As with Glacier National Park, pictures of Yellowstone are worth a thousand cliches. I’ll try to keep the verbosity to a minimum.
Our campsite was five miles off the highway, and it wasn’t a busy highway. Our closest neighbors were cows.
The day of our arrival we learned there was a rodeo and barbecue at a children’s summer camp a few miles down the road. Nan got to see her first rodeo.
This sign, seen at the barbecue, is enough to strike terror in the heart of any parent.
The Grand Canyon of the Yellowstone. Yellowstone has its share of scenic beauty, but not on the same scale as Glacier National Park.
We took a day trip to the Grand Teton National Park, just south of Yellowstone.
The Tetons are spectacular. But Glacier and the Tetons are missing two things that made Yellowstone our favorite place so far.
. . .geothermal features, and. . .
. . . a huge variety of spectacular CRITTERS!
Palette Spring and Terrace at Mammoth Hot Springs.
A visit to Old Faithful is almost mandatory. The crowds begin to form up 30 minutes before the scheduled eruptions. The schedule is usually accurate to plus or minus ten minutes.
It starts off slow. . .
. . . then, KABLOOEY!
But what we liked best about Yellowstone was the variety of the wildlife.

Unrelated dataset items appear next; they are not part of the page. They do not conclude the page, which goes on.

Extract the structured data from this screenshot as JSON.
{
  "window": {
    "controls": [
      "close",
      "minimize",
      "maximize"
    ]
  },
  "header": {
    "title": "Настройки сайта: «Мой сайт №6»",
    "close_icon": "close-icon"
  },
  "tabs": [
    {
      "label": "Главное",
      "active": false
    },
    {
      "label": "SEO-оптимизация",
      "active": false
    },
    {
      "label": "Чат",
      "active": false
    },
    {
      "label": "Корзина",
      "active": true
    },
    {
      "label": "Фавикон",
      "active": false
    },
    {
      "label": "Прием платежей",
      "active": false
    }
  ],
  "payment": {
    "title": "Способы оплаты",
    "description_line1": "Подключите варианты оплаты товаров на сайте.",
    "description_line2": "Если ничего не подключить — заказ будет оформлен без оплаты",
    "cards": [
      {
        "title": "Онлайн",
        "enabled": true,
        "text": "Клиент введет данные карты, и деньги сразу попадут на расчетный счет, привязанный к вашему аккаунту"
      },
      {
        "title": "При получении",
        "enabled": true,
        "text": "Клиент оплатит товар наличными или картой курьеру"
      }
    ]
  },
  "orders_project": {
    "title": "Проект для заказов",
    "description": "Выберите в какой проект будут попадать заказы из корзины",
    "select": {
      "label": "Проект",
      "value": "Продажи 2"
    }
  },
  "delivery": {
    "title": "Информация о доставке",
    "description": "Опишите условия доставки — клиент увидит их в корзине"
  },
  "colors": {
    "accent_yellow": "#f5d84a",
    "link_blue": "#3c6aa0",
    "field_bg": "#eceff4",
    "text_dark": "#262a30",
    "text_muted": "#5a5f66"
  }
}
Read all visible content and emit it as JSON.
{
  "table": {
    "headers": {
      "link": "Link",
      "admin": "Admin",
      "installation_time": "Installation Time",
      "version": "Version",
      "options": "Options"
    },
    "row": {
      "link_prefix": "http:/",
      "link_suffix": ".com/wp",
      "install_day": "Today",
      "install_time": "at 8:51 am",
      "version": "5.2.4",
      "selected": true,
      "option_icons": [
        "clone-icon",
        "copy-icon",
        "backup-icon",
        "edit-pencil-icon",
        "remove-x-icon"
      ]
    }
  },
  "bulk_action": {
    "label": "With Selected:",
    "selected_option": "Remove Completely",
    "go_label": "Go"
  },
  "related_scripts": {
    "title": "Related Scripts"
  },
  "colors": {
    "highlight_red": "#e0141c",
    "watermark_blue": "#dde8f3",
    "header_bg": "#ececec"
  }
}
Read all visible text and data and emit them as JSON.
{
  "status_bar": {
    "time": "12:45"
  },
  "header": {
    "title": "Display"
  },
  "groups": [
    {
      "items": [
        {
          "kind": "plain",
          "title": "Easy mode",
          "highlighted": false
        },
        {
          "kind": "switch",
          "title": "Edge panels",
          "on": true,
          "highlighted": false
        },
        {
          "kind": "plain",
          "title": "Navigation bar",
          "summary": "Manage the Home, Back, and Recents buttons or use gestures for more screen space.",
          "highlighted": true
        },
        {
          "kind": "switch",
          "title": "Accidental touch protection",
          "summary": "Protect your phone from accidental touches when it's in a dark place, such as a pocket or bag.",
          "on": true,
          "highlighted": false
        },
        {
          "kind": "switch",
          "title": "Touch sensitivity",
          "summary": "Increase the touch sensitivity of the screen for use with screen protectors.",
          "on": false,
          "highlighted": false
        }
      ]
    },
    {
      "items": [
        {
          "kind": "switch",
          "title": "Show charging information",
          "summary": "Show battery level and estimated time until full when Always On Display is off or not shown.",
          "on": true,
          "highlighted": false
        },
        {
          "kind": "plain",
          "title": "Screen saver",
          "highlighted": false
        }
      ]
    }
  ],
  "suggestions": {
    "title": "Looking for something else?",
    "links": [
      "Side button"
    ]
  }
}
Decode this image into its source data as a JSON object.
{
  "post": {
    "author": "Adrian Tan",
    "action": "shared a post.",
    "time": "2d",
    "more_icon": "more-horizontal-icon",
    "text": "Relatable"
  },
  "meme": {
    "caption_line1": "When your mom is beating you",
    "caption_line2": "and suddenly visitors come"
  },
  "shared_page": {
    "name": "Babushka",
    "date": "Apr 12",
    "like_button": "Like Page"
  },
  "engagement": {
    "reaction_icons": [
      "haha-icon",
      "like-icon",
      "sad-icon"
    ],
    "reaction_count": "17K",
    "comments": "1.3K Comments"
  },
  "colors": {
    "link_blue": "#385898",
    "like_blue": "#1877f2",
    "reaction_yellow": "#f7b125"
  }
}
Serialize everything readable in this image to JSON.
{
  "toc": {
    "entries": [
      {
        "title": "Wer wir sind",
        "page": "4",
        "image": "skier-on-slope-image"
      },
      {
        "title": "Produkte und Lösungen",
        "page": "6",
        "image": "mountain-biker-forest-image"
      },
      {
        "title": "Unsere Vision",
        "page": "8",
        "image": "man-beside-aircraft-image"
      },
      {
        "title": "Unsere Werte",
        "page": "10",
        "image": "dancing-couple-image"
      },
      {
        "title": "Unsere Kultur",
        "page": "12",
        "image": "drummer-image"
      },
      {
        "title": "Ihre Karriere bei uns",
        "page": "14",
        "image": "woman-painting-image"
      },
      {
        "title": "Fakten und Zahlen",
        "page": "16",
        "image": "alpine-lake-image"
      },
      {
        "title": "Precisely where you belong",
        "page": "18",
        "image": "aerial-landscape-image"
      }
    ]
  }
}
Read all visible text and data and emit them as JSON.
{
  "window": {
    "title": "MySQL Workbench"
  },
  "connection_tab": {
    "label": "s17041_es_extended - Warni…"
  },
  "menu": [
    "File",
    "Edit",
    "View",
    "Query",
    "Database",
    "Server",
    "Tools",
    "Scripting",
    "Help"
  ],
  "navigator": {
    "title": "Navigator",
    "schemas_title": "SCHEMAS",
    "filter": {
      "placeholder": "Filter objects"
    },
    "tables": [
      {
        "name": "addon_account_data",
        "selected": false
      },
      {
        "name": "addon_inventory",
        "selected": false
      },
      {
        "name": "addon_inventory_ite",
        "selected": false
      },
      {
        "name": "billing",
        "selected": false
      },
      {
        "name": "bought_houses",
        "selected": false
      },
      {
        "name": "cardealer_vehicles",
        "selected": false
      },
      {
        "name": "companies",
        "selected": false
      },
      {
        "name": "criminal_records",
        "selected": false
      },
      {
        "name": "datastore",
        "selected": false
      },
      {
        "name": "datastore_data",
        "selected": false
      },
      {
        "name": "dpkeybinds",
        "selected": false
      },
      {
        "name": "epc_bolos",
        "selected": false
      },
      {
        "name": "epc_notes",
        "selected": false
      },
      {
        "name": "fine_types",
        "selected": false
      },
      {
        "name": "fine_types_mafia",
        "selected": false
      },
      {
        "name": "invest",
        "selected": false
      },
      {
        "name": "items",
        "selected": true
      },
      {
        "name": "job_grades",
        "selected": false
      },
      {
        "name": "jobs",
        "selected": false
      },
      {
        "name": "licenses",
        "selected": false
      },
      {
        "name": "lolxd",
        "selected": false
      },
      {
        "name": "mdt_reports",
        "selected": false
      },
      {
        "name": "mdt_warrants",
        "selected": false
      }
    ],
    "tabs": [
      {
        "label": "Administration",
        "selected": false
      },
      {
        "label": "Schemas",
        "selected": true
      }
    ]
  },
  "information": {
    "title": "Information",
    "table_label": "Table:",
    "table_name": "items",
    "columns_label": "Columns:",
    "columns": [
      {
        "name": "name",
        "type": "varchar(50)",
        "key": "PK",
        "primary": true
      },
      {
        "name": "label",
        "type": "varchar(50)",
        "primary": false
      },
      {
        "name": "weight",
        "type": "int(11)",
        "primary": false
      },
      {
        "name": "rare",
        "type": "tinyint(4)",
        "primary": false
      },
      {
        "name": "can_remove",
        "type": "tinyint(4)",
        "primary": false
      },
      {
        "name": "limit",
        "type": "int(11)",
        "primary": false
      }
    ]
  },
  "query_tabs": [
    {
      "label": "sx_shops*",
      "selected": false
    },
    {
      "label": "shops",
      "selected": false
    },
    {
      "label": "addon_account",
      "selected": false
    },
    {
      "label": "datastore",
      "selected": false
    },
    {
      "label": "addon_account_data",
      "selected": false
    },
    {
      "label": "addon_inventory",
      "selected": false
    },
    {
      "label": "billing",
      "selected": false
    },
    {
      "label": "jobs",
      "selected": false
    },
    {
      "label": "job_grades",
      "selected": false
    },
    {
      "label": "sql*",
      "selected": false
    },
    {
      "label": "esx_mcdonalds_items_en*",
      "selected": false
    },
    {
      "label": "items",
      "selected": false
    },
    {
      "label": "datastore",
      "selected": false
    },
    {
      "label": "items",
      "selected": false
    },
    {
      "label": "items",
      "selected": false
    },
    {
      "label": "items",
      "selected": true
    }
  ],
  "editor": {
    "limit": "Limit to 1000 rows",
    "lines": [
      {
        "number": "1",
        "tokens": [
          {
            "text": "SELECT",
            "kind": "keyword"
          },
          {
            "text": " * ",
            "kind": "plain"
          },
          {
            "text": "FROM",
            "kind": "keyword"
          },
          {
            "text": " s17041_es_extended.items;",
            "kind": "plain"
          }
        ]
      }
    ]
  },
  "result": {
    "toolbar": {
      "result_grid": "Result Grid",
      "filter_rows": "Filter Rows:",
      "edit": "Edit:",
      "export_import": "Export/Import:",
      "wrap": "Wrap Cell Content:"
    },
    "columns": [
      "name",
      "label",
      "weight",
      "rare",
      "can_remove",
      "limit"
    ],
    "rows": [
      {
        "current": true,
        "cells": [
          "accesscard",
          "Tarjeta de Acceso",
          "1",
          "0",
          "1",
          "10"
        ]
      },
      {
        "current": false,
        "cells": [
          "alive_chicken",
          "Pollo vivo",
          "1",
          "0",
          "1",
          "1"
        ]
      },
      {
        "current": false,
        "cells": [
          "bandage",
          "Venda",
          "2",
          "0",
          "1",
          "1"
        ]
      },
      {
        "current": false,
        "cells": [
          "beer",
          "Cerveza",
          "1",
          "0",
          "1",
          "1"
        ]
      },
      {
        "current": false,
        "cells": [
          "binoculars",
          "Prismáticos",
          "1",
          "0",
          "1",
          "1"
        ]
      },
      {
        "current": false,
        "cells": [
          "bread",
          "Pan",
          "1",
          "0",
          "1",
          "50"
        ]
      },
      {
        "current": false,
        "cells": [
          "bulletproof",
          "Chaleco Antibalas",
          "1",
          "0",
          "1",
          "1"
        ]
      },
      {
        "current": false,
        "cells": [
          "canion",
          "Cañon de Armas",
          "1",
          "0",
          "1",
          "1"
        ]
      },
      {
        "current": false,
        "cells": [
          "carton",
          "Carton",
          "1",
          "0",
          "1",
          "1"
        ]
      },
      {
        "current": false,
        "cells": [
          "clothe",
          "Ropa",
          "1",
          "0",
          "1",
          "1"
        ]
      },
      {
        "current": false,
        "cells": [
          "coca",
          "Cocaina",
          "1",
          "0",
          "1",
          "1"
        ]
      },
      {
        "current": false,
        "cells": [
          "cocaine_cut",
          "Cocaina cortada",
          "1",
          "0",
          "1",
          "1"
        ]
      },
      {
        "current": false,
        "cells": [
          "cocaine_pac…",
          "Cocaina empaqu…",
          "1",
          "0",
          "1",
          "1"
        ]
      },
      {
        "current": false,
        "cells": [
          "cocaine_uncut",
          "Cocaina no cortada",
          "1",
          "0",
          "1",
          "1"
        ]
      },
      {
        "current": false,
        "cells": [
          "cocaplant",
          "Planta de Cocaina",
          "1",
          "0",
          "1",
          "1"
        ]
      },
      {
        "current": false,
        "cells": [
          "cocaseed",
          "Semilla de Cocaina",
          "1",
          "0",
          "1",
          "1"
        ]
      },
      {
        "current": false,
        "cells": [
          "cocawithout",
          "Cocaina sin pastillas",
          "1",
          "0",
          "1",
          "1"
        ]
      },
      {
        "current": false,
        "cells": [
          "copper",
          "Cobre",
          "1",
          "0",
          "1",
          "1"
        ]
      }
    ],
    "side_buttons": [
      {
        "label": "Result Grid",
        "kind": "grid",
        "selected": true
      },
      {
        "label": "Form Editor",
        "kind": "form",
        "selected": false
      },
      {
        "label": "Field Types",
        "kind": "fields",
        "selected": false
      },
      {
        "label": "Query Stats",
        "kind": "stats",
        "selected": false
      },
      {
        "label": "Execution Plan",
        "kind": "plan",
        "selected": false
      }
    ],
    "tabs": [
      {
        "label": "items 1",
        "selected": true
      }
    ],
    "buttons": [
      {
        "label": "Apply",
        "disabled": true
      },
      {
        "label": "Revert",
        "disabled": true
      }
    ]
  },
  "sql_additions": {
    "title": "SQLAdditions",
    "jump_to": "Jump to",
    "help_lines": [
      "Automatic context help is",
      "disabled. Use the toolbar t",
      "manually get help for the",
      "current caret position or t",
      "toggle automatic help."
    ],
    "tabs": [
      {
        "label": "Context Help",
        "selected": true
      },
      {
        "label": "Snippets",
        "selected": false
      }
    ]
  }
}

You can frequently get as close as you dare to the wildlife. (As you can see from the next picture, I wasn’t really this close.)
The trick to spotting wild life is to look for the traffic jams in the road, then hop out and have your animal encounter before the Rangers show up and start their “Move along, move along!” routine.
Elk cow and calf.
Quoth the Raven, “This apple core is MINE!”
Pronghorns, not actually antelope, so I suppose we must change the Home on the Range line from “Where the deer and the antelope play” to “Where the deer and the antilocapra play.”
The gold standard of National Park animal sightings is getting to see a bear, ideally without getting mutilated. This black bear sow was looking back over her shoulder for her cubs.
The cubs were lollygagging behind Momma.
She finally got them in tow.
A river otter. At first I thought I was seeing a couple of female elk in the water, but they seemed to be behaving like seals. I finally figured out what they were. There were two otters playing in the river but one slipped below the surface before I could get the camera up.
We were dying to see buffalo while were were there. The first few days we just saw some lonely old bulls from a couple of hundred yards away. This one was just a few dozen feet from the road and people were swarming around him. Nan was a little too close to this guy for my peace of mind but there were other, crazier, people who got closer.
In Lamar Valley we finally got our fill of buffalo. Yes, I know they’re actually bison, but in this case I refuse to be Taxonomically Correct. I mean, Bison Bill Cody? Bison New York? Bison Hot Wings? Oh, give me a home where the bison roam? C’mon! After all, the African Cape Buffalo isn’t taxonomically a buffalo either, but nobody is lobbying to call it an African Cape Syncerus Caffer Caffer as far as I know.
There were hundreds in this herd. There was nothing in the official Park information we received about Lamar Valley. If we hadn’t been told about it by one of our neighbors at Beaver Coach Sales and Service in Oregon, we wouldn’t have gone there. And we would have missed this.
So, why does the buffalo cross the road?
“None of your business, Monkey Boy!”
A bull, resting peacefully along side the road.
He decides a bit of wallowing is in order.
He gets up,
Gives himself a shake,
And heads straight for me. I gave him the right-of-way.
Made a short video to capture the buffalo grunts in Lamar Valley.
A classic Yellowstone montage. Black wolf crouches on an elk carcass. Bald Eagle waits for wolf to leave so he can get back to snacking on the elk. Geothermal activity in background.
We liked Yellowstone a lot, so much so that we plan to go back for three and a half months next year. There must be an on-line community of Yellowstone carcass-watchers we can link up with.